Quote from: LuciferX on April 09, 2016, 11:05:50 PM
I was reading what you said about Buddhism, about personal responsibility, and it it seemed primarily about avoiding doing the wrong thing.  Instead, I was wondering if there was "something" positive you got out of it other than being "significantly less of an asshole".  Its interesting how otherwise the whole venture seems subtractive, not that there's anything wrong with that.

I see.  I don't necessarily think about my experience those terms, as there exists a linguistically positive and negative way of expressing any idea so far as I am aware.  In this instance, I think that it's more my own linguistic proclivities which may be coloring what I said as "subtractive."

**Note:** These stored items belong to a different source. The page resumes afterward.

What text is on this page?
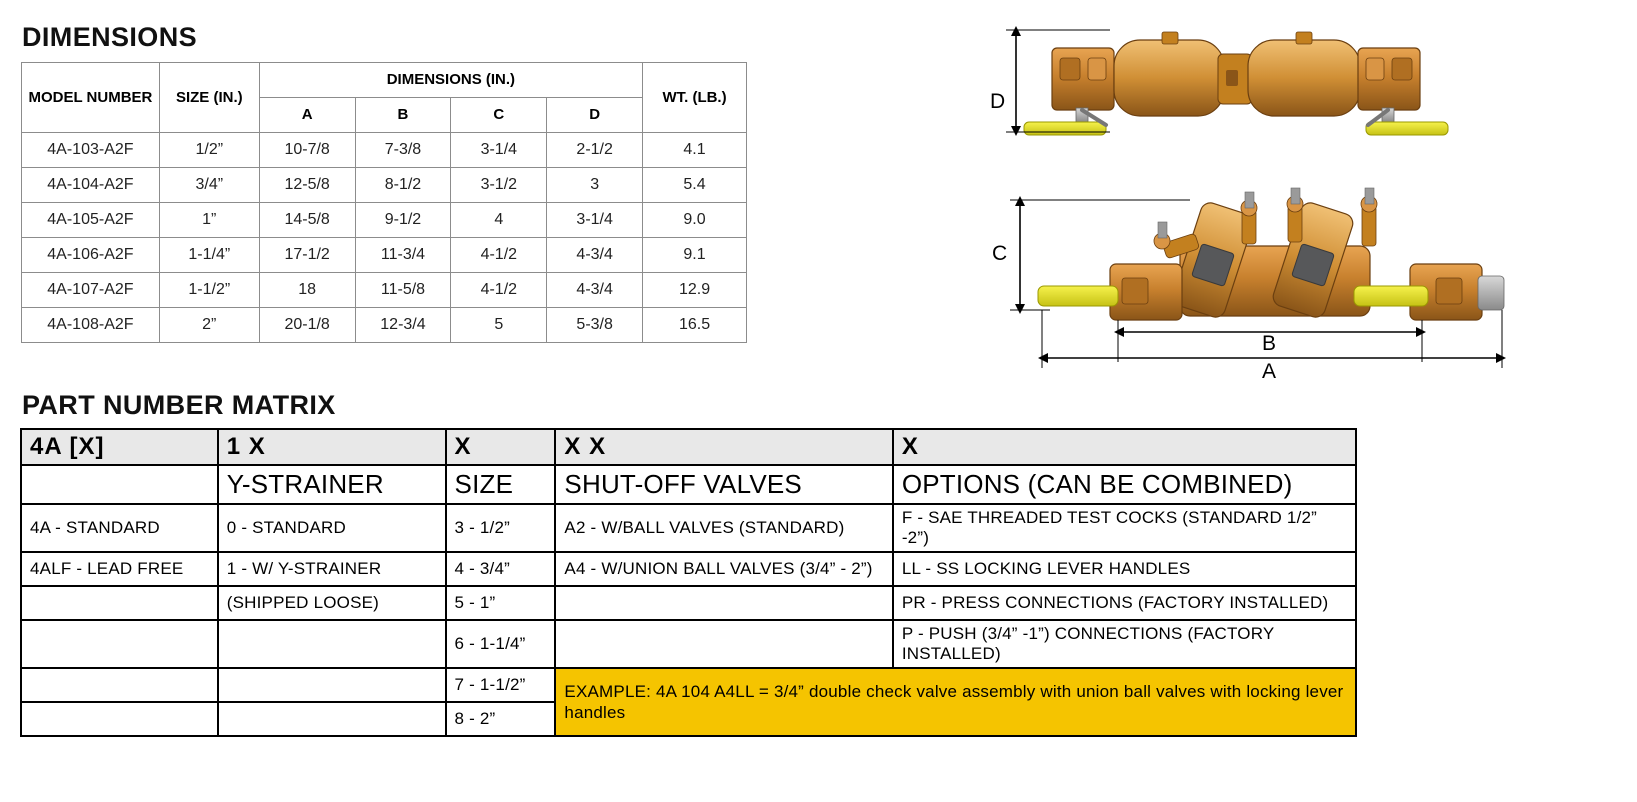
DIMENSIONS
MODEL NUMBER	SIZE (IN.)	DIMENSIONS (IN.)				WT. (LB.)
		A	B	C	D	
4A-103-A2F	1/2”	10-7/8	7-3/8	3-1/4	2-1/2	4.1
4A-104-A2F	3/4”	12-5/8	8-1/2	3-1/2	3	5.4
4A-105-A2F	1”	14-5/8	9-1/2	4	3-1/4	9.0
4A-106-A2F	1-1/4”	17-1/2	11-3/4	4-1/2	4-3/4	9.1
4A-107-A2F	1-1/2”	18	11-5/8	4-1/2	4-3/4	12.9
4A-108-A2F	2”	20-1/8	12-3/4	5	5-3/8	16.5
PART NUMBER MATRIX
4A [X]	1 X	X	X X	X
	Y-STRAINER	SIZE	SHUT-OFF VALVES	OPTIONS (CAN BE COMBINED)
4A - STANDARD	0 - STANDARD	3 - 1/2”	A2 - W/BALL VALVES (STANDARD)	F - SAE THREADED TEST COCKS (STANDARD 1/2” -2”)
4ALF - LEAD FREE	1 - W/ Y-STRAINER	4 - 3/4”	A4 - W/UNION BALL VALVES (3/4” - 2”)	LL - SS LOCKING LEVER HANDLES
	(SHIPPED LOOSE)	5 - 1”		PR - PRESS CONNECTIONS (FACTORY INSTALLED)
		6 - 1-1/4”		P - PUSH (3/4” -1”) CONNECTIONS (FACTORY INSTALLED)
		7 - 1-1/2”	EXAMPLE: 4A 104 A4LL = 3/4” double check valve assembly with union ball valves with locking lever handles	
		8 - 2”		
D
C
B
A
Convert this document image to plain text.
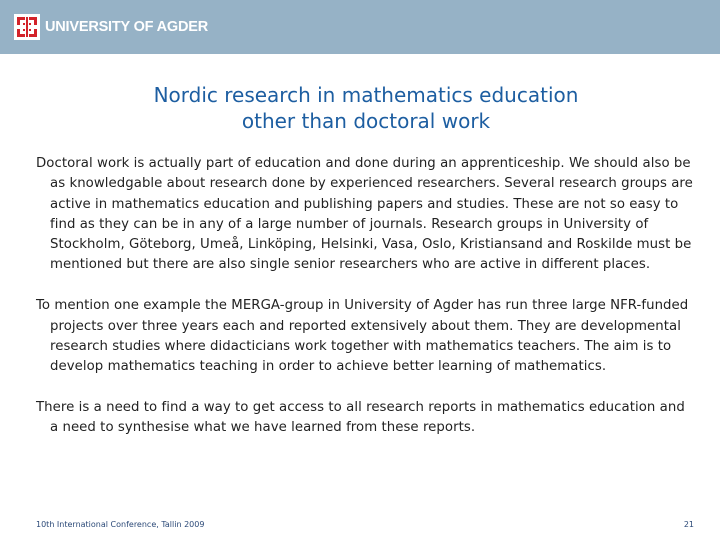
UNIVERSITY OF AGDER
Nordic research in mathematics education
other than doctoral work

Doctoral work is actually part of education and done during an apprenticeship. We should also be as knowledgable about research done by experienced researchers. Several research groups are active in mathematics education and publishing papers and studies. These are not so easy to find as they can be in any of a large number of journals. Research groups in University of Stockholm, Göteborg, Umeå, Linköping, Helsinki, Vasa, Oslo, Kristiansand and Roskilde must be mentioned but there are also single senior researchers who are active in different places.

To mention one example the MERGA-group in University of Agder has run three large NFR-funded projects over three years each and reported extensively about them. They are developmental research studies where didacticians work together with mathematics teachers. The aim is to develop mathematics teaching in order to achieve better learning of mathematics.

There is a need to find a way to get access to all research reports in mathematics education and a need to synthesise what we have learned from these reports.

10th International Conference, Tallin 2009	21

To use your example, it seems to me (and I acknowledge that this may be something that others don't do) that implicit in the statement "avoid doing the wrong thing" is a suggestion that one should try to do the right thing.  You can talk about "being less shitty" or "being better," and while there are certain subtexts to both, they're similar sentiments I think.


POFP

In terms of the metaphor of life as a polisher, I see it as both additive and degressive. It's not just larger or smaller rocks taking chunks off of you. You have little bits and pieces of other smaller rocks getting stuck in some of the crevices that are created from the bigger reductions. You're not just one type of rock by the end of this life. You are a conglomerate of every rock you've interacted with. and you change the shape of other rocks in the same way. We're being shaken in a big bag of rocks and lettuce and EoC's plaque, and there's not much we can do about it.

I guess you could say we're not just rocks. We're a little like magnets, even if the attraction/repulsion is minor. And there's more than 2 charges. Based on that charge, you may determine what parts of other rocks are more likely to stick and attract or be repelled.

Either way, I LOVE the initial post, and the message it was getting across. It's definitely as good a place as any can be to start growth.
This Certified Pope™ reserves the Right to, on occasion, "be a complete dumbass", and otherwise ponder "idiotic" and/or "useless" ideas and other such "tomfoolery." [Aforementioned] are only responsible for the results of these actions and tendencies when they have had their addictive substance of choice for that day.